In most surgical residency programs, this is achieved through graduated responsibility (Teman, et al). However, some trainees require many more repetitions before autonomy, and others may never reach autonomy because of patient safety concerns. VR allows trainees to repeat procedures or certain steps of a procedure without the need for real patients. The user can examine and improve performance with repetition while minimizing harm.
Learning occurs not only during surgical training, but throughout the surgeon’s career. New approaches and technologies must be learned by the practicing surgeon. VR allows surgeons to train with new technology and on new approaches without risk of harm to live patients.
Cost
Like military training, surgical training is resource-intensive. It is a challenge to find live patients with suitable pathology for practice, especially for rare or complex conditions. Current increased focus on hospital costs and surgical efficiency are barriers to surgical trainees’ achieving autonomy during training with a graduated responsibility model.

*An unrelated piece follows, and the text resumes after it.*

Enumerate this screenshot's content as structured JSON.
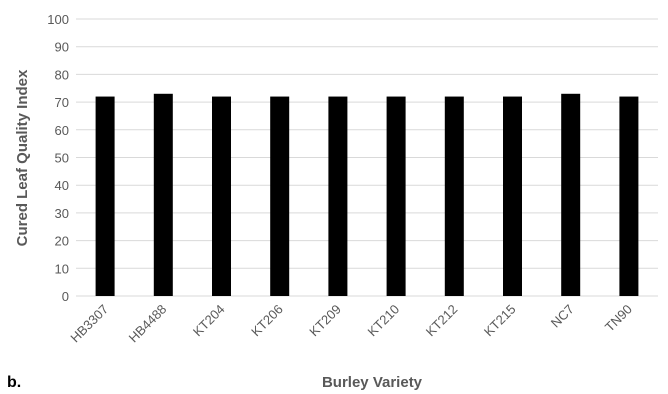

Surgical training on cadavers, especially in fields like orthopedics, where implants are costly, is equally restrictive. The development of affordable VR interfaces can allow surgeons to perform, analyze, and repeat a variety of procedures with a range of complexity. One simulator can serve many trainees, and can present and repeat many clinical situations.
Further, VR gives surgical training programs the ability to assess trainees’ skills in a consistent environment. VR programs may be adapted to measure trainees’ performance – which can be compared with prior training sessions and can help hone motor and deductive skill. VR can also document performance to satisfy training oversight agencies.
Consider other technological advancements, such as surgical navigation and robotics. A substantial cost for these products lies in the human capital required to sell and teach them to the surgeon. These, too, can be integrated into VR learning modules. VR can be used to teach trainees and practicing surgeons to use new technology without waste of costly implants and systems, and without the use of live sales representatives.
Value-based Care
Value is calculated as Quality/Cost. Assuming new technology increases both quality and cost, institutions rely on the Incremental Cost Effectiveness Ratio (ICER). This looks at the cost and effectiveness of the intervention with and without the new element. If we consider the cost of training in surgery with live patients or on cadavers, the cost of VR learning is minimal, with similar or increased learning potential.
Conclusions
As we seek to reduce both risk and cost of surgical training, VR may offer an innovative solution. Partnership between surgical training programs and Virtual Reality training companies will allow this technology to realize its potential to optimize both technical and deductive learning for the complex art of surgery.